Diante da crise orçamentária, a Universidade Federal da Bahia (Ufba) adotou novas medidas para conter despesas e garantir a continuidade das atividades. Entre as principais ações está a proibição do uso de ar-condicionado em salas de aula com janelas abertas e a limitação do funcionamento de elevadores em seus prédios.

As determinações constam na portaria nº 102, assinada pelo reitor Paulo Cesar Miguez e publicada em 14 de abril. O documento estabelece uma série de restrições com o objetivo de reduzir os custos da instituição, afetada por cortes de verbas e pela insuficiência de recursos frente ao aumento das demandas administrativas e acadêmicas.

De acordo com a portaria, o uso de ar-condicionado ficará restrito a ambientes sem ventilação natural, como laboratórios, bibliotecas, museus, arquivos e salas que abrigam equipamentos sensíveis.

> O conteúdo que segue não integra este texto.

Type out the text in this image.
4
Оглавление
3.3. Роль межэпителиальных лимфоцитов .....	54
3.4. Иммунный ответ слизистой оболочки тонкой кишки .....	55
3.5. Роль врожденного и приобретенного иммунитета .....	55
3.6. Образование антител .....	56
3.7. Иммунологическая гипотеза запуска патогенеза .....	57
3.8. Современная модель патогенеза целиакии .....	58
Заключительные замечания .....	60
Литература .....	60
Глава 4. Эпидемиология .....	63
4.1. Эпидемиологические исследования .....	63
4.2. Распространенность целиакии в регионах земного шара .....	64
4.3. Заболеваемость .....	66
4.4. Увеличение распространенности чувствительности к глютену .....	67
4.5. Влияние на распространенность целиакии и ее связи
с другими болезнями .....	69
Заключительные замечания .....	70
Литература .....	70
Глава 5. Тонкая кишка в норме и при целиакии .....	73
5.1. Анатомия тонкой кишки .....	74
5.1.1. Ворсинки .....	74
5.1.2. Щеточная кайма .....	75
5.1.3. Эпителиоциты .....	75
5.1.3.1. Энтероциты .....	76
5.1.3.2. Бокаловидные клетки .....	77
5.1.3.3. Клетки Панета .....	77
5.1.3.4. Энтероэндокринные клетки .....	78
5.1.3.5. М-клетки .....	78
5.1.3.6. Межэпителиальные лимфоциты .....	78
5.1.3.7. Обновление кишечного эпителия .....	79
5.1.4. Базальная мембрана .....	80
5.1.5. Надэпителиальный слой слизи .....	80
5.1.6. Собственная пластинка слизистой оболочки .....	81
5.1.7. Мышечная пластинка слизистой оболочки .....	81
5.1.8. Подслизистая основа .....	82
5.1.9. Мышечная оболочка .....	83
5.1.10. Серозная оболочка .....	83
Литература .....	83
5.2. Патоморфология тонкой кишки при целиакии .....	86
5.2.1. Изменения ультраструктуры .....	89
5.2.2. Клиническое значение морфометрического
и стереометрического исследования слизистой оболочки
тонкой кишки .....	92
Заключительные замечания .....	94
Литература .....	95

Nas unidades administrativas, os aparelhos só poderão ser usados entre 8h e 16h.

Nos prédios que contam com mais de um elevador, apenas um poderá funcionar, salvo em situações específicas como transporte de macas ou atendimento a pessoas com mobilidade reduzida. A intenção é reduzir o consumo de energia elétrica e os gastos operacionais.

Outras medidas incluem a suspensão de viagens para participação em congressos, a restrição de eventos após as 17h, o corte na aquisição de bens considerados não essenciais e a limitação no uso de telefonia móvel institucional.

Essas ações refletem o agravamento da crise financeira na universidade, que já havia adotado estratégias semelhantes em 2019, durante a gestão anterior do governo federal.